MaterialX takes an interesting perspective; it names a bakers'
dozen of color spaces and defines them as OpenEXR does, and
also introduces a notion of being able to remove an input transform
from a color in order to accomodate image formats commonly used
as texture sources for shader graphs.

Nanocolor follows this idea, and also introduces that all the
color spaces must be invertible, in the sense that a value can
have its input transform removed to make it a linear color value,
linear values may be transformed as desired through matrix
multiplication, and an output transform may be re-applied. This
allows Nanocolor to transform any color space with this invertible
property to any other with the invertible property.

_____

## Definitions

Nomenclature shall be as per ISO 22028-1 terminology, and will occasionally spell colour with a u per common usage.

### Colour space

A geometric representation of colors in a metrical space.

### Colorimetric colour space

A colour space having an exact and simple relationship to CIEXY colorimetric values.

### Adopted white

A “spectral radiance distribution” that converts to achromatic colour signals where each component is 1.0

### Additive RGB colour space

colorimetric colour space with three primary chromaticities, a white point, and a transfer function

### Colour space encoding

“digital encoding of a colour space, including ... digital encoding method, and ... value range”

### Colour image encoding

Colour space encoding plus context, including image state, intended viewing environment, and for print, reference medium

_____

## Scope

Colour space encoding is in scope.

Colour image encoding is out of scope.

Camera vendor specific colour spaces are out of scope.

Colour spaces relative to a particular encoded white (cf. LAB, LUV, etc but also IPT and other spaces optimized for gamut mapping) are out of scope.

Hybrid Log Gamma encoding is out of scope.

_____

## Nanocolor API

Refer to nanocolor.h

## Building

There are no build scripts included with Nanocolor.

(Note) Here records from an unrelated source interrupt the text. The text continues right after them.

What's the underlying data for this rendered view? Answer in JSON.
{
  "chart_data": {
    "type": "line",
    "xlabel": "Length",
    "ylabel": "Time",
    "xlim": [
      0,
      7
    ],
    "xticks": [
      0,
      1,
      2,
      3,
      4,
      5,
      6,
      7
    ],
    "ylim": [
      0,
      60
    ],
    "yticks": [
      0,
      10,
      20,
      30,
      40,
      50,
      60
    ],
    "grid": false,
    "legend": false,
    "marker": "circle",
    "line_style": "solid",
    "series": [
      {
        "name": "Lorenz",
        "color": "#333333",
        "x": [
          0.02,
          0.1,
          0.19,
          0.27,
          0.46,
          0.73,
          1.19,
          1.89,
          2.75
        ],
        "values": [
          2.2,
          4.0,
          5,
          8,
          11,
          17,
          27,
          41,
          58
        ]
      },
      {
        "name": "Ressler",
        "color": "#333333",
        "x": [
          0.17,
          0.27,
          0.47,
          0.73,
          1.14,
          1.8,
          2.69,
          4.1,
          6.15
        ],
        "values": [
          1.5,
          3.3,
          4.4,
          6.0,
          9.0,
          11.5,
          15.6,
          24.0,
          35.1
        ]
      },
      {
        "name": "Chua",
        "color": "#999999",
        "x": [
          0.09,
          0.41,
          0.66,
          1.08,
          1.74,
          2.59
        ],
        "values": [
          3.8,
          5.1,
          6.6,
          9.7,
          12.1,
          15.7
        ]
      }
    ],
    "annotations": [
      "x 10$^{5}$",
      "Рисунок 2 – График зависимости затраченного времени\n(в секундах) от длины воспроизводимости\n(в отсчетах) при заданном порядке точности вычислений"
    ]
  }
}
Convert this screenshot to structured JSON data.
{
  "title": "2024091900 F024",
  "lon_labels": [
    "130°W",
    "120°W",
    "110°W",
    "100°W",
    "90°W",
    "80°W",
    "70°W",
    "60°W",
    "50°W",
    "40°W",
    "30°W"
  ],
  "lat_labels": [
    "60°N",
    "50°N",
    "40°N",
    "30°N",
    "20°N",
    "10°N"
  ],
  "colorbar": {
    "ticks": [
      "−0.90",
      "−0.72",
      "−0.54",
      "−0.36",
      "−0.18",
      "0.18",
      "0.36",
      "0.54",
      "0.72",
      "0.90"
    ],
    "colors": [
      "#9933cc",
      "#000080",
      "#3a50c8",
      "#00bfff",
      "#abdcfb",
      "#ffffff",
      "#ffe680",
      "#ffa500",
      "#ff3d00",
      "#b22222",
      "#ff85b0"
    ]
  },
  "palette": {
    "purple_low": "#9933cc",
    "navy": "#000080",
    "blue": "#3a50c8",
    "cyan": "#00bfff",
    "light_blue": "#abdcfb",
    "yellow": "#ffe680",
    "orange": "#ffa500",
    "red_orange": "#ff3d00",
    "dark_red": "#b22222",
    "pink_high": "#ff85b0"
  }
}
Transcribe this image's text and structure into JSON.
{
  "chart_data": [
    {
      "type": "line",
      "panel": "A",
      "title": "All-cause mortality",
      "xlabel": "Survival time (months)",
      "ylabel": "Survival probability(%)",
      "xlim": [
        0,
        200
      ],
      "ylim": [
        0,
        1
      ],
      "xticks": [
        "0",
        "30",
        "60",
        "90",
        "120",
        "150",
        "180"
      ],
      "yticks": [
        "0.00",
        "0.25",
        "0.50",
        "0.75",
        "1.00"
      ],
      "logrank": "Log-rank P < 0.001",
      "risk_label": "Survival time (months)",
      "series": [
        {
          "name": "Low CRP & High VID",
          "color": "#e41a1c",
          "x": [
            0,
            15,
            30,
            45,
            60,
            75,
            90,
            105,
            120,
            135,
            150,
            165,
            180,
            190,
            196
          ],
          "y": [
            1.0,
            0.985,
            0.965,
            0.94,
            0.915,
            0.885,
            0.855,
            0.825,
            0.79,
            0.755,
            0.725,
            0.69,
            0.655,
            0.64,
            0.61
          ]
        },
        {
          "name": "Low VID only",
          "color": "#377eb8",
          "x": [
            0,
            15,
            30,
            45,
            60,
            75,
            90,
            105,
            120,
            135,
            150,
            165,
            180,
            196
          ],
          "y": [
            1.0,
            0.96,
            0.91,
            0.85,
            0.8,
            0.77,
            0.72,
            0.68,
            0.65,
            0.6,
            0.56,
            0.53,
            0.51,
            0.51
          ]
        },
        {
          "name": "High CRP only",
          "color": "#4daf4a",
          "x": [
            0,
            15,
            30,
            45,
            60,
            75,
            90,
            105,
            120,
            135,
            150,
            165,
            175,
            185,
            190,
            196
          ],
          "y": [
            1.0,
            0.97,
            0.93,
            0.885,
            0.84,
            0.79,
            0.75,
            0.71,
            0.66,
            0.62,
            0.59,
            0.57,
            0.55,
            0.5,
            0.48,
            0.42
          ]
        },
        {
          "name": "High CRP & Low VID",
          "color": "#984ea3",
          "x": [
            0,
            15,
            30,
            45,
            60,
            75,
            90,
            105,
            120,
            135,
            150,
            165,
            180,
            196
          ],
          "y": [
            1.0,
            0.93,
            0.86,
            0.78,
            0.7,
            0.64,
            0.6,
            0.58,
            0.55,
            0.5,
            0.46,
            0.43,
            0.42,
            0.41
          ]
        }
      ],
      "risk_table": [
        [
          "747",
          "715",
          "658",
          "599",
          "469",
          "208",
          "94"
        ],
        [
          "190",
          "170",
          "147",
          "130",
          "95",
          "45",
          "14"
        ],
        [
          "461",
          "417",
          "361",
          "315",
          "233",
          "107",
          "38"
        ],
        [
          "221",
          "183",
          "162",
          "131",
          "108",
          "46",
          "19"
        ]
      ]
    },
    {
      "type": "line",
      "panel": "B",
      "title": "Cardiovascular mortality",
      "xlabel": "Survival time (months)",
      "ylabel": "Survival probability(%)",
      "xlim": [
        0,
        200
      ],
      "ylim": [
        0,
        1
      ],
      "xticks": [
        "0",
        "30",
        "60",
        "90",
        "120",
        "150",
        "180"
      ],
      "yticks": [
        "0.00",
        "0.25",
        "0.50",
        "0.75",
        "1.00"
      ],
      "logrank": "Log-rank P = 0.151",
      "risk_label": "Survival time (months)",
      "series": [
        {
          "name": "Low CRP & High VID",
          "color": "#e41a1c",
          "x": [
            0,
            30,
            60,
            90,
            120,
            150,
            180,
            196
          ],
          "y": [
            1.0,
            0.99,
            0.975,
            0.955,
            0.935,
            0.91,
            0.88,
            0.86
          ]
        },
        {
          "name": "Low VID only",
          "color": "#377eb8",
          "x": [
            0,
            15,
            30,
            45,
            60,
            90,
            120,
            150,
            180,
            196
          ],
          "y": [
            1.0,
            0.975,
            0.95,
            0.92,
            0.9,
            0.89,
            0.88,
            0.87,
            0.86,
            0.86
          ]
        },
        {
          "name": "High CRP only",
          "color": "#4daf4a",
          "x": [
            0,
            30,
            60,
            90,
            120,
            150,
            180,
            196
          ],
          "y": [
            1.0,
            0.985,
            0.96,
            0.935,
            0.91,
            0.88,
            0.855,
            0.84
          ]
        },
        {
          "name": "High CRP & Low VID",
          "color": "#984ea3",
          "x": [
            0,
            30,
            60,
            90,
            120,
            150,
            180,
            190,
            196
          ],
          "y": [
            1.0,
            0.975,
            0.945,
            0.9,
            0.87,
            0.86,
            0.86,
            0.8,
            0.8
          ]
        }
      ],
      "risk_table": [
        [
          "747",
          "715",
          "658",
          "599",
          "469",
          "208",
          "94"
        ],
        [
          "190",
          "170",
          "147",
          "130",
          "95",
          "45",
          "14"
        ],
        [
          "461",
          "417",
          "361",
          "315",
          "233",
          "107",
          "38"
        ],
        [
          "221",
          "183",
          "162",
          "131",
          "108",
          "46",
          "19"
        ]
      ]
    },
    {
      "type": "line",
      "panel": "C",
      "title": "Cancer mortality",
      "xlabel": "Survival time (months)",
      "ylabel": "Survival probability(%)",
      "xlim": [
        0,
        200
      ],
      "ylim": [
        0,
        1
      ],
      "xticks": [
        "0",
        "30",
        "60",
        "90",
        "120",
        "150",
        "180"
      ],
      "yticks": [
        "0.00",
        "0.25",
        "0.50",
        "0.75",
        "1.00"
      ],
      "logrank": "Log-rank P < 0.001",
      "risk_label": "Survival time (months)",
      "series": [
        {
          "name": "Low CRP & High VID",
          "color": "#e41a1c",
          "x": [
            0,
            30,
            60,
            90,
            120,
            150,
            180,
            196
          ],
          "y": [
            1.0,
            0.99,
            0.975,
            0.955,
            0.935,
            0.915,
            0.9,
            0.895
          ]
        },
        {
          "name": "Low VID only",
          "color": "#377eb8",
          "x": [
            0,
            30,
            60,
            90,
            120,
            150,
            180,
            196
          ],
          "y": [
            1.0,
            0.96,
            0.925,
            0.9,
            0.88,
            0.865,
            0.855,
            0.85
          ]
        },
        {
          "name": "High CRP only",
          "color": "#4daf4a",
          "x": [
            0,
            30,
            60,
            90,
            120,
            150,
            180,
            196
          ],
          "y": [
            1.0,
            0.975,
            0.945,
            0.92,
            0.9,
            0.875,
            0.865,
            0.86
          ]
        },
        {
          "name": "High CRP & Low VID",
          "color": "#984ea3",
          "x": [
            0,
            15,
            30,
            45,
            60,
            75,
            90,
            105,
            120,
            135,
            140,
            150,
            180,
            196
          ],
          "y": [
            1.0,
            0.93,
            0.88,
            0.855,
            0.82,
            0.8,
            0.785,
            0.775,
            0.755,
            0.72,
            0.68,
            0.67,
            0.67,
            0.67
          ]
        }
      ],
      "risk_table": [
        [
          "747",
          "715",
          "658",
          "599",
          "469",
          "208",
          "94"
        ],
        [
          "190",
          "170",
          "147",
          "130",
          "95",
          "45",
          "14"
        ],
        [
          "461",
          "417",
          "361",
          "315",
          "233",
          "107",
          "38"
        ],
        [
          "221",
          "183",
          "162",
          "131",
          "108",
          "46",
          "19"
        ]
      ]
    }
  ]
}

You may build
it as a library if you wish, or you may include nanocolor.c,
and optionally nanocolorUtils.c in your project.

## License and Copyright

```c
//
// Copyright 2024 Pixar
//
// Licensed under the Apache License, Version 2.0 (the "Apache License")
//
// You may obtain a copy of the Apache License at
//
// http://www.apache.org/licenses/LICENSE-2.0
//
// Unless required by applicable law or agreed to in writing, software
// distributed under the Apache License with the above modification is
// distributed on an "AS IS" BASIS, WITHOUT WARRANTIES OR CONDITIONS OF ANY
// KIND, either express or implied. See the Apache License for the specific
// language governing permissions and limitations under the Apache License.
//
```

## Acknowledgements

Thanks to the scientists at Pixar, OpenColorIO, OpenEXR, OpenUSD, and MaterialX
for the fruitful advice and feedback that helped guide the creation of Nanocolor.